Default constructor for POD types fills it with zeros. When you explicitly define your own constructor you are not initialize x and y and you'll get random values (in VS debug they are filled with exact values, but in release they will be random).

It is according to C++03 Standard 8.5/5:

<...>To value-initialize an object of type T means:
— if T is a class type (clause 9) with a user-declared constructor (12.1), then the default constructor for T is called (and the initialization is ill-formed if T has no accessible default constructor);
— if T is a non-union class type without a user-declared constructor, then every non-static data member and base-class component of T is value-initialized;
— if T is an array type, then each element is value-initialized;
— otherwise, the object is zero-initialized.

B() is a value-initialization of temporary which will be used in copy-initialization of b1.

In B b2 there is no initializer specified for an object, so according to C++03 Standard 8.5/9:

If no initializer is specified for an object, and the object is of (possibly cv-qualified) non-POD class type (or array thereof), the object shall be default-initialized; if the object is of const-qualified type, the underlying class type shall have a user-declared default constructor. Otherwise, if no initializer is specified for a non-static object, the object and its subobjects, if any, have an indeterminate initial value; if the object or any of its subobjects are of const-qualified type, the program is ill-formed.

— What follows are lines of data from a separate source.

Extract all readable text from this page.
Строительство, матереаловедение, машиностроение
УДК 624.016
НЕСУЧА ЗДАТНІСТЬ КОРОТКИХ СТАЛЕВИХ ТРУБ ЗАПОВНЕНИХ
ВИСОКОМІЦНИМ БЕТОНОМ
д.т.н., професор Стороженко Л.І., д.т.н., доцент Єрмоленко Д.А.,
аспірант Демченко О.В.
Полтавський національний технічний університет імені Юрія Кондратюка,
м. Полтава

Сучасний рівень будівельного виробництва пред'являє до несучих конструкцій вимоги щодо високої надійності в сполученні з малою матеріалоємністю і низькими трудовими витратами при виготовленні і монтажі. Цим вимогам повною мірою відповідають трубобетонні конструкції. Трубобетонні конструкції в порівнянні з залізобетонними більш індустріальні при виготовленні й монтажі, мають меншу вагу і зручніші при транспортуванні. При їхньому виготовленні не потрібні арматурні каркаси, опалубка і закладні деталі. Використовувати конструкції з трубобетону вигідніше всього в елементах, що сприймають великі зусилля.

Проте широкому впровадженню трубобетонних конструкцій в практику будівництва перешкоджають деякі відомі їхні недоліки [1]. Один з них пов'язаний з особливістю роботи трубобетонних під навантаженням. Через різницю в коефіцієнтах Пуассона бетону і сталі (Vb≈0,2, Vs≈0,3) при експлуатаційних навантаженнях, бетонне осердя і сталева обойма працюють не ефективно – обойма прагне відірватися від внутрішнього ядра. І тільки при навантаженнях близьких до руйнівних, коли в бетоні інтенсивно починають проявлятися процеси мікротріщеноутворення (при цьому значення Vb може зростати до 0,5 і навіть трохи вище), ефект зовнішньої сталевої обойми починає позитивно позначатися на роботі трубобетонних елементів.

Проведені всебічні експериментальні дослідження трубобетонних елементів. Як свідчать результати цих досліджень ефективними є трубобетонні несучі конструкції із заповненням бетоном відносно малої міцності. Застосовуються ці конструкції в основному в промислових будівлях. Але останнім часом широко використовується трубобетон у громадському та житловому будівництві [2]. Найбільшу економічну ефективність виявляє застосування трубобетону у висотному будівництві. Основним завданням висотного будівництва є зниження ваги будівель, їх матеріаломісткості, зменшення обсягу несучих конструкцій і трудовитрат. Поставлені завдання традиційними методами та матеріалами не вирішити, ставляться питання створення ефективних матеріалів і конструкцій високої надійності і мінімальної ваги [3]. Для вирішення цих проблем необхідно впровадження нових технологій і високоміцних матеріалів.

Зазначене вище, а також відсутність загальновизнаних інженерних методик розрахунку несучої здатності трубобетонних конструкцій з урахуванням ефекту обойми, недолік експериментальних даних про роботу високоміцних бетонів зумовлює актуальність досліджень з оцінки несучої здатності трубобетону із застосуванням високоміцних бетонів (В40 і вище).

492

To get zeros for b2 you could write B b2 = {};.

Answer 2

In both cases, this statement defines b1 and copy-intializes it from a value-initialized temporary B object.

B b1 = B();

When B doesn't have a user-declared constructor, value-initializing causes call of B's members to be value-initalized, and for simple types, such as int, this means zero-initializing.

When B does have a user-declared constructor, value-initializing tries to call the default constructor. If the members x and y are not listed in the constructor initializer list, then they are left uninitialized.

B b2;

In functions, local objects of POD-type without an initializer are left uninitialized. When you don't define a constructor for B, it is a POD-class so this applies and the values of b2.x and b2.y have indeterminate values.

If the object is of non-POD class type, then it is default-initialized, but if this calls a constructor which leaves its members uninitialized then this makes no difference.

Answer 3

This is value-initialization versus no initialization. If you write

B b1 = B();

you get copy-initialization with a "value-initialized" temporary -- B(). Value-initialization of class-type objects invokes a user-defined constructor (if existant) or otherwise value-initializes the members. Value-initialization of scalar type objects is equivalent to zero-initialization. When you declare your own constructor that doesn't do anything, your scalar members are not initialized.

B b1;

is a default-initialization or no initialization at all (depending on B).

The exact initialization rules are rather complicated. See C++ standard section 8.5 "Initializers".